Wednesday, May 2, 2007

GPS Enables Us All

I still haven't purchased my first Global Positioning System (GPS) unit. I imagine so many of my close calls hiking out in nature would have been avoided with either a compass or GPS unit. I remember fondly Dad and I emerging from the woods at 10:30pm under a full moon after losing track of where we were and hiking ten miles longer than we expected. Or, hiking south of the equator where I got confused, finally saw the sun setting on the wrong side of the sky, and extended an already ambitious 30 kilometer hike into a 46 kilometer hike (without seeing another human all day).

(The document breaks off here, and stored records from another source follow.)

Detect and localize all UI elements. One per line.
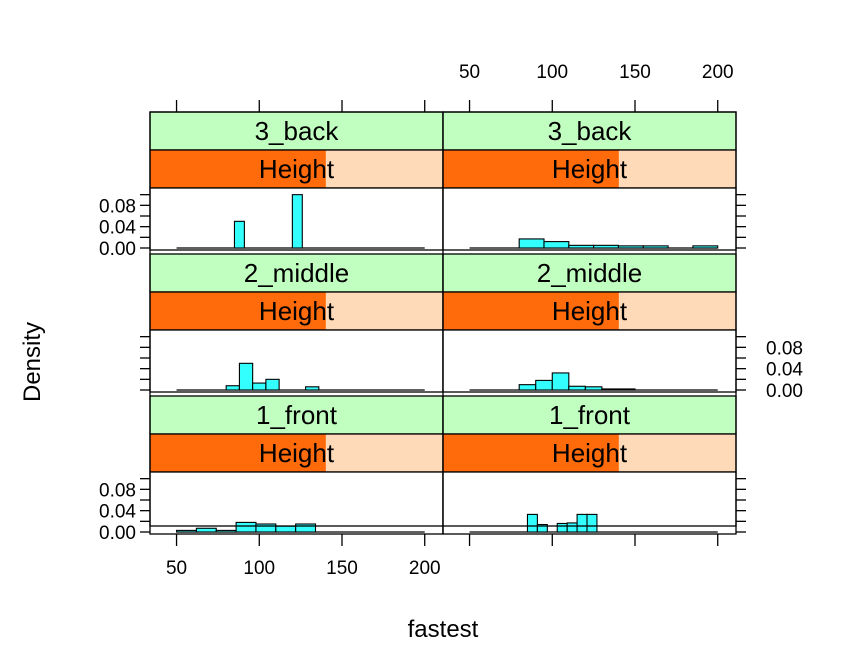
y-tick-label-left: 0.08 [99, 480, 136, 501]
strip-row-label: 1_front [549, 400, 631, 430]
y-tick-label-left: 0.08 [99, 196, 136, 217]
panel-plot-area [442, 187, 737, 251]
histogram-bar-3_back-col2-1 [543, 241, 570, 249]
histogram-bar-2_middle-col2-5 [601, 388, 636, 391]
histogram-bar-1_front-col2-3 [556, 522, 568, 533]
axes: 50501001001501502002000.000.040.080.000.… [99, 62, 803, 579]
panel-2_middle-col2: 2_middle Height [442, 253, 737, 393]
x-tick-label-top: 150 [619, 62, 651, 83]
y-tick-label-right: 0.04 [766, 360, 803, 381]
strip-row-label: 3_back [255, 116, 340, 146]
panel-plot-area [442, 329, 737, 393]
histogram-bar-3_back-col2-6 [692, 245, 719, 249]
panel-1_front-col2: 1_front Height [442, 395, 737, 535]
strip-row-label-bg [442, 253, 737, 293]
strip-row-label: 3_back [548, 116, 633, 146]
histogram-bar-1_front-col1-4 [255, 523, 277, 533]
y-tick-label-right: 0.00 [766, 381, 803, 402]
histogram-bar-3_back-col2-5 [642, 245, 669, 249]
histogram-bar-3_back-col2-0 [518, 238, 545, 249]
panel-plot-area [149, 329, 444, 393]
height-strip-label: Height [259, 296, 335, 326]
histogram-bar-3_back-col2-3 [593, 244, 620, 249]
histogram-bar-3_back-col2-2 [568, 244, 595, 249]
height-strip-level [443, 292, 619, 330]
strip-row-label-bg [149, 111, 444, 151]
strip-row-label: 1_front [256, 400, 338, 430]
y-tick-label-left: 0.04 [99, 218, 136, 239]
histogram-bar-2_middle-col2-2 [551, 372, 570, 391]
histogram-bar-2_middle-col1-3 [265, 378, 280, 391]
x-tick-label-top: 100 [536, 62, 568, 83]
height-strip-label: Height [552, 154, 628, 184]
histogram-bar-1_front-col2-1 [536, 523, 548, 533]
height-strip-label: Height [259, 154, 335, 184]
y-axis-title: Density [19, 322, 46, 402]
histogram-bar-2_middle-col1-2 [252, 382, 267, 391]
y-tick-label-right: 0.08 [766, 338, 803, 359]
height-strip-level [150, 434, 326, 472]
histogram-bar-1_front-col1-0 [175, 529, 197, 533]
strip-row-label: 2_middle [244, 258, 350, 288]
histogram-bar-3_back-col1-1 [291, 194, 303, 249]
histogram-bar-1_front-col1-2 [215, 529, 237, 533]
y-tick-label-left: 0.00 [99, 239, 136, 260]
y-tick-label-left: 0.04 [99, 502, 136, 523]
panel-1_front-col1: 1_front Height [149, 395, 444, 535]
strip-row-label: 2_middle [537, 258, 643, 288]
x-tick-label-bottom: 150 [326, 558, 358, 579]
panel-plot-area [149, 471, 444, 535]
histogram-bar-2_middle-col2-3 [568, 385, 586, 391]
histogram-bar-1_front-col1-3 [235, 521, 257, 533]
x-tick-label-bottom: 200 [409, 558, 441, 579]
histogram-bar-1_front-col2-6 [586, 513, 598, 533]
height-strip-label: Height [259, 438, 335, 468]
x-tick-label-bottom: 100 [243, 558, 275, 579]
histogram-bar-1_front-col1-6 [295, 523, 317, 533]
histogram-bar-2_middle-col1-1 [238, 362, 254, 391]
height-strip-level [150, 150, 326, 188]
histogram-bar-1_front-col2-4 [566, 522, 578, 533]
histogram-bar-1_front-col2-5 [576, 513, 588, 533]
panel-3_back-col2: 3_back Height [442, 111, 737, 251]
x-tick-label-top: 200 [702, 62, 734, 83]
height-strip-label: Height [552, 296, 628, 326]
histogram-bar-2_middle-col2-1 [535, 379, 553, 391]
histogram-bar-2_middle-col1-4 [305, 386, 320, 391]
height-strip-level [443, 150, 619, 188]
histogram-bar-3_back-col2-4 [617, 245, 644, 249]
histogram-bar-1_front-col1-5 [275, 525, 297, 533]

We get older and supposedly we get wiser. And, the devices keep getting cheaper and more reliable. Better yet, the devices enable this whole virtual earth, bottom up contribution process that is behind half the reasons we should build our community-managed virtual cities now. I haven't thought this through enough yet to eloquently convince you of my position, but as Bonnie DeVarco states in her article Earth as A Lens: Global Collaboration, GeoCommunication, and The Birth of EcoSentience:

Looking closer at current trends around the globe, it is becoming clear that the changing face of cell phones and the E-911 mandate will converge with this new experience of location-awareness, something that is already infusing our youth with a zeal for the experience of continuous geolocation. Due to the popularity of portable GPS units for travelers, bike riders, backpackers, and adventurers to chart their planetary journeys, new organizations and tools are arising. GPS devices are converging with software and game technology to create a new genre of GPS-enabled communication.


Thanks Bonnie - that's a good place to start. Let's make virtual cities the focus of some of these new emergent organizations.